Some landlords make extra “feel good calls” to their tenants to check on them during the colder winter months.

Peabody focuses on in-person or phone calls to older and more vulnerable tenants.

Clarion, the UK’s largest housing association, said it is proactively reaching out to residents most at risk of energy poverty and offering support and advice on how to access cost-effective energy efficiency measures wherever possible.

Hyde has set up an early intervention service to identify those most at risk before they start fighting.

People who are struggling to pay their bills often just don’t turn on the heat. In winter, this will be dangerous and possibly even fatal for some.

Network Homes tries to provide warm spaces for vulnerable residents during the winter months.

All of these stresses will inevitably impact on the mental health of residents.

In recognition of this, Network Homes’ newly formed mental health liaison team “will be on hand to support residents who are struggling to maintain their tenancy in this regard”.

support for employees

Renters aren’t the only people facing a cost of living crisis and rising energy bills. Housing association employees face the same challenges.

A spokesman for MTVH said its staff “are working tirelessly to support residents who are facing difficulties. However, we know that times are tough for many colleagues as well.”

Several landlords offer their employees additional support, e.g. B. Financial and psychological support.

Manningham is planning one-off payments to staff of around £300, while MTVH has backdated staff pay for this year to January 2022.

A common move among homebuilders, including MTVH, Peabody and Network Homes, is to hold meetings to advise employees on how to better manage their finances.

Abri operates an employee discount program that offers savings on groceries, clothing and electronics.
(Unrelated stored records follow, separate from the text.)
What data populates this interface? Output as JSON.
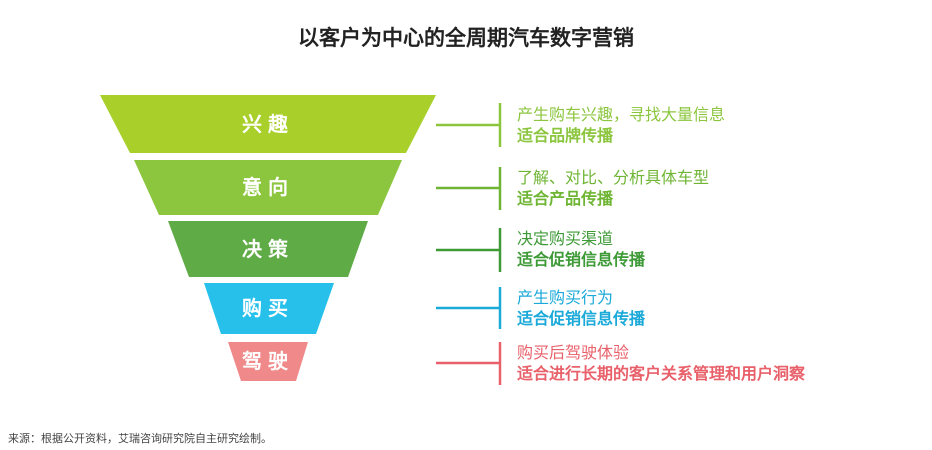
{
  "title": "以客户为中心的全周期汽车数字营销",
  "stages": [
    {
      "label": "兴趣",
      "color": "#a8cf2a",
      "desc1": "产生购车兴趣，寻找大量信息",
      "desc2": "适合品牌传播",
      "text_color": "#8cc63f"
    },
    {
      "label": "意向",
      "color": "#8cc63f",
      "desc1": "了解、对比、分析具体车型",
      "desc2": "适合产品传播",
      "text_color": "#6fb534"
    },
    {
      "label": "决策",
      "color": "#5fab46",
      "desc1": "决定购买渠道",
      "desc2": "适合促销信息传播",
      "text_color": "#3e9a37"
    },
    {
      "label": "购买",
      "color": "#27c0ea",
      "desc1": "产生购买行为",
      "desc2": "适合促销信息传播",
      "text_color": "#1aa9d9"
    },
    {
      "label": "驾驶",
      "color": "#f08a8a",
      "desc1": "购买后驾驶体验",
      "desc2": "适合进行长期的客户关系管理和用户洞察",
      "text_color": "#e8606a"
    }
  ],
  "source": "来源：根据公开资料，艾瑞咨询研究院自主研究绘制。"
}
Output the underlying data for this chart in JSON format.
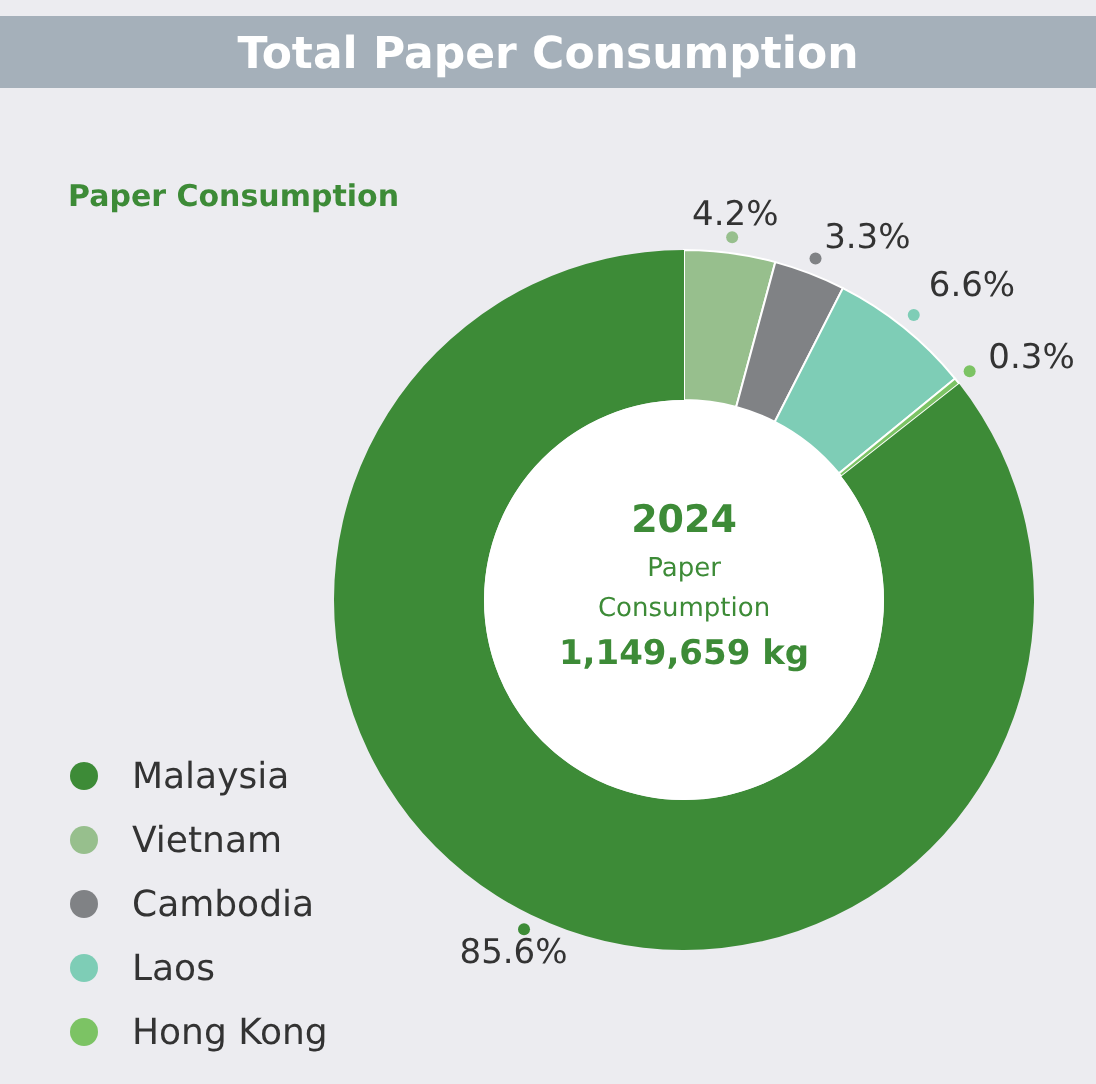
{
  "chart_data": {
    "type": "donut",
    "title": "Total Paper Consumption",
    "subtitle": "Paper Consumption",
    "categories": [
      "Malaysia",
      "Vietnam",
      "Cambodia",
      "Laos",
      "Hong Kong"
    ],
    "values": [
      85.6,
      4.2,
      3.3,
      6.6,
      0.3
    ],
    "colors": [
      "#3d8b37",
      "#97bf8d",
      "#808285",
      "#7ecdb6",
      "#7cc364"
    ],
    "value_labels": [
      "85.6%",
      "4.2%",
      "3.3%",
      "6.6%",
      "0.3%"
    ],
    "annotations": [
      "2024",
      "Paper",
      "Consumption",
      "1,149,659 kg"
    ],
    "legend": "bottom left"
  }
}
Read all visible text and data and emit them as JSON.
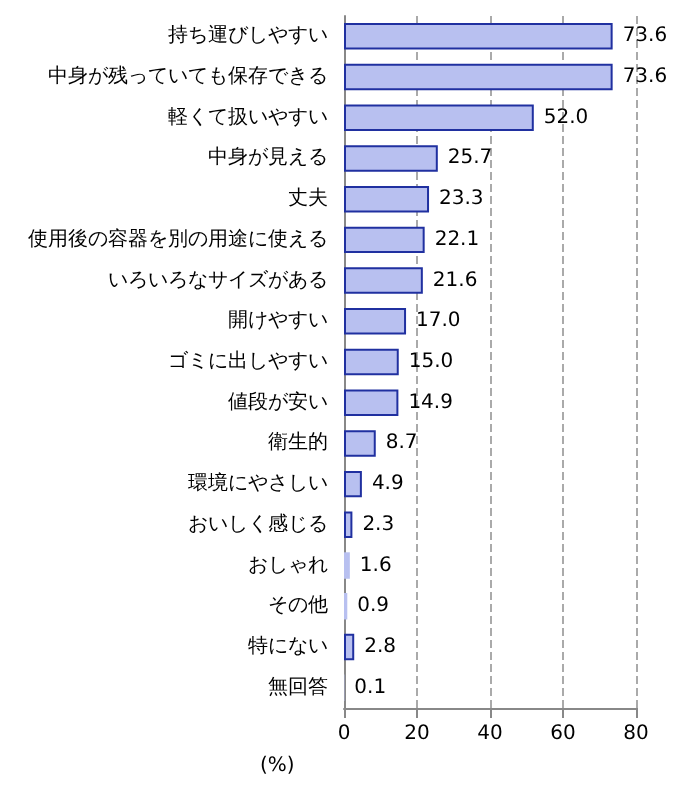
{
  "chart_data": {
    "type": "bar",
    "orientation": "horizontal",
    "categories": [
      "持ち運びしやすい",
      "中身が残っていても保存できる",
      "軽くて扱いやすい",
      "中身が見える",
      "丈夫",
      "使用後の容器を別の用途に使える",
      "いろいろなサイズがある",
      "開けやすい",
      "ゴミに出しやすい",
      "値段が安い",
      "衛生的",
      "環境にやさしい",
      "おいしく感じる",
      "おしゃれ",
      "その他",
      "特にない",
      "無回答"
    ],
    "values": [
      73.6,
      73.6,
      52.0,
      25.7,
      23.3,
      22.1,
      21.6,
      17.0,
      15.0,
      14.9,
      8.7,
      4.9,
      2.3,
      1.6,
      0.9,
      2.8,
      0.1
    ],
    "value_labels": [
      "73.6",
      "73.6",
      "52.0",
      "25.7",
      "23.3",
      "22.1",
      "21.6",
      "17.0",
      "15.0",
      "14.9",
      "8.7",
      "4.9",
      "2.3",
      "1.6",
      "0.9",
      "2.8",
      "0.1"
    ],
    "color": "#b8c0f0",
    "xlabel": "(%)",
    "xlim": [
      0,
      80
    ],
    "xticks": [
      0,
      20,
      40,
      60,
      80
    ],
    "grid": "x"
  }
}
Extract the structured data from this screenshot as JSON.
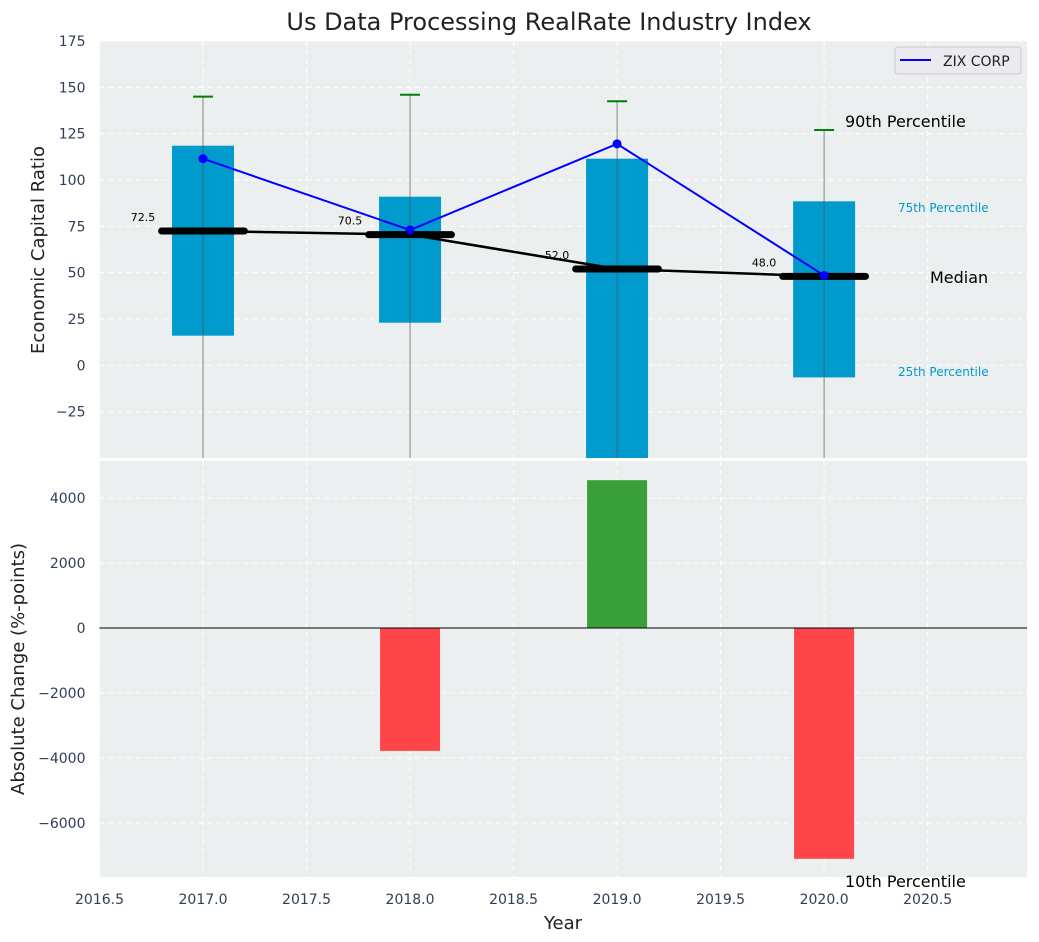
{
  "chart_data": [
    {
      "type": "bar",
      "title": "Us Data Processing RealRate Industry Index",
      "xlabel": "",
      "ylabel": "Economic Capital Ratio",
      "xlim": [
        2016.5,
        2020.98
      ],
      "ylim": [
        -50,
        175
      ],
      "yticks": [
        -25,
        0,
        25,
        50,
        75,
        100,
        125,
        150,
        175
      ],
      "yticklabels": [
        "−25",
        "0",
        "25",
        "50",
        "75",
        "100",
        "125",
        "150",
        "175"
      ],
      "grid": true,
      "years": [
        2017,
        2018,
        2019,
        2020
      ],
      "p25": [
        16,
        23,
        -60,
        -6.5
      ],
      "p75": [
        118.5,
        91,
        111.5,
        88.5
      ],
      "p90": [
        145,
        146,
        142.5,
        127
      ],
      "p10": [
        -60,
        -60,
        -60,
        -60
      ],
      "median": [
        72.5,
        70.5,
        52.0,
        48.0
      ],
      "median_labels": [
        "72.5",
        "70.5",
        "52.0",
        "48.0"
      ],
      "series": [
        {
          "name": "ZIX CORP",
          "values": [
            111.5,
            73,
            119.5,
            48.5
          ]
        }
      ],
      "legend": {
        "placement": "top-right",
        "entries": [
          "ZIX CORP"
        ]
      },
      "annotations": {
        "p90": "90th Percentile",
        "p75": "75th Percentile",
        "median": "Median",
        "p25": "25th Percentile",
        "p10": "10th Percentile"
      },
      "colors": {
        "box": "#009ACD",
        "line": "#0000FF",
        "median": "#000000",
        "cap": "#008000",
        "bg": "#EBEFEF",
        "tick": "#2E4057"
      }
    },
    {
      "type": "bar",
      "xlabel": "Year",
      "ylabel": "Absolute Change (%-points)",
      "xlim": [
        2016.5,
        2020.98
      ],
      "ylim": [
        -7660,
        5140
      ],
      "yticks": [
        -6000,
        -4000,
        -2000,
        0,
        2000,
        4000
      ],
      "yticklabels": [
        "−6000",
        "−4000",
        "−2000",
        "0",
        "2000",
        "4000"
      ],
      "xticks": [
        2016.5,
        2017.0,
        2017.5,
        2018.0,
        2018.5,
        2019.0,
        2019.5,
        2020.0,
        2020.5
      ],
      "xticklabels": [
        "2016.5",
        "2017.0",
        "2017.5",
        "2018.0",
        "2018.5",
        "2019.0",
        "2019.5",
        "2020.0",
        "2020.5"
      ],
      "categories": [
        2018,
        2019,
        2020
      ],
      "values": [
        -3780,
        4550,
        -7100
      ],
      "colors": {
        "positive": "#2E9A2E",
        "negative": "#FF3B3F"
      }
    }
  ]
}
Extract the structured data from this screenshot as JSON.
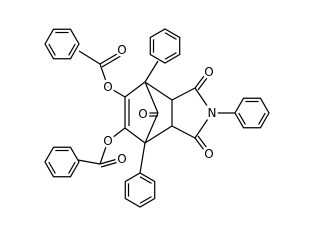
{
  "atoms": [
    "O",
    "O",
    "O",
    "O",
    "O",
    "O",
    "N",
    "O"
  ]
}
Michelle Dawson, Director of Housing and Community Investment at Abri, said: “We also offer colleagues advance and emergency loans on their salary and have an employee assistance program to provide confidential advice and support on issues such as financial pressures.”

She added that office workers can be flexible about when they come into the office to reduce their commute costs, or they can choose to work from an office if it helps with heating bills.

LiveWest launched a cost-of-living campaign for employees earlier this summer to help them access the housing association’s support offerings. The head office supplies the employees with warm food and drinks.

When they are financially strapped, people’s mental health can be significantly affected.

Your Homes Newcastle, ALMO has a Stress Awareness Policy to help managers identify the causes and symptoms of stress and provide advice on how to reduce it in the workplace.

Its health and well-being group has developed a number of initiatives, including a 24-hour employee support hotline and up to six confidential counseling sessions.